Agriculture Minister David Littleproud has taken aim at Coles and Aldi, telling shoppers to boycott the chains until they stop selling cut-price milk.
The federal agriculture minister has savaged Coles and Aldi for keeping their cut-price milk lines and has urged customers to boycott them.
David Littleproud has accused Coles of "pretending" to be a decent corporate citizen, and Aldi of "hiding under the stairs", after they failed to follow Woolworths and stop selling milk at $1 a litre.
Dairy farmers struggling with drought need an end to Australia's "$1 milk disaster", he said, a price war that began eight years ago and has been blamed for sending some farmers to the wall.
"Publicity stunts like (Coles) asking shoppers to donate at the counter to help struggling farmers are just a smokescreen to hide the fact they pay bugger all for milk," Mr Littleproud said.
"The farmers wouldn't need donations from the public if Coles and Aldi paid fair prices. The big German needs to come out from hiding under the stairs and face the Australian public."
On Tuesday, Coles said it would not axe it's $1-a-litre Coles-branded milk, citing cost of living pressures on customers.
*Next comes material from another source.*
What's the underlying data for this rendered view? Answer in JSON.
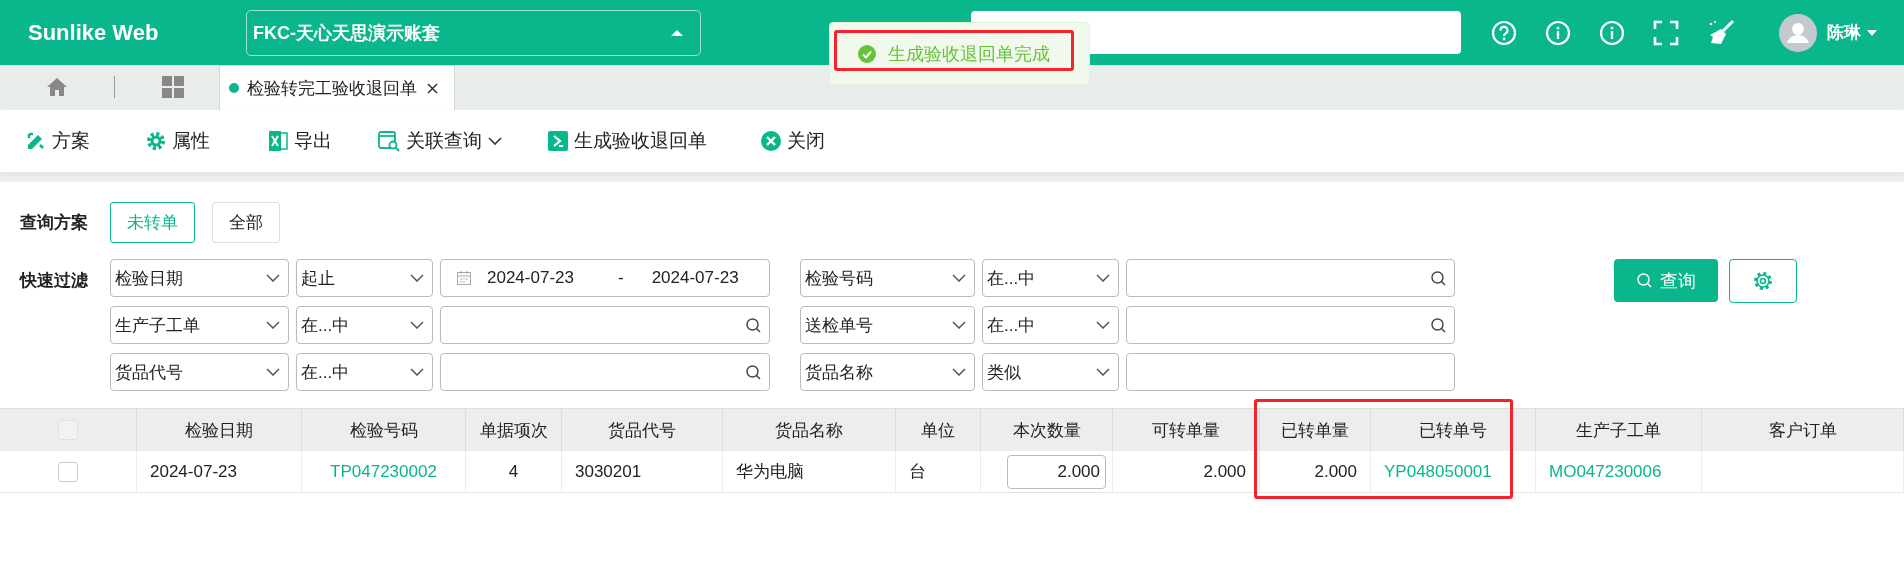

It said it would look for other ways to help farmers, including collecting customer donations it would match dollar for dollar from next week.
It also pointed out it had committed $16 million over the past six months to support diary farmers, and promised to continue liaising with the industry and the Australian Competition and Consumer Commission (ACCC) on future initiatives.
But the minister said Coles had been saying that since August.
"So now it's time to put up or shut up. Act like a decent corporate citizen instead of just pretending to," he said.
On Tuesday, Aldi said low prices were a core promise to its customers and gave no indication that its pricing policy would change.
It said it sourced its milk from processors, not farmers, and it expected processors to pay primary producers a sustainable price.
"Aldi can best support the long-term sustainability of the dairy industry by accepting price increases from milk processors that reflect difficult market conditions, thereby facilitating its milk processors to pay sustainable prices to dairy farmers," managing director Oliver Bongardt said.
Mr Littleproud said Australians should send a message with their wallets, and switch their business away form Coles and Aldi.
Woolworths stopped selling its home-brand milk at $1 a litre on Tuesday, upping the price by 10 cents with the extra money to go back to farmers.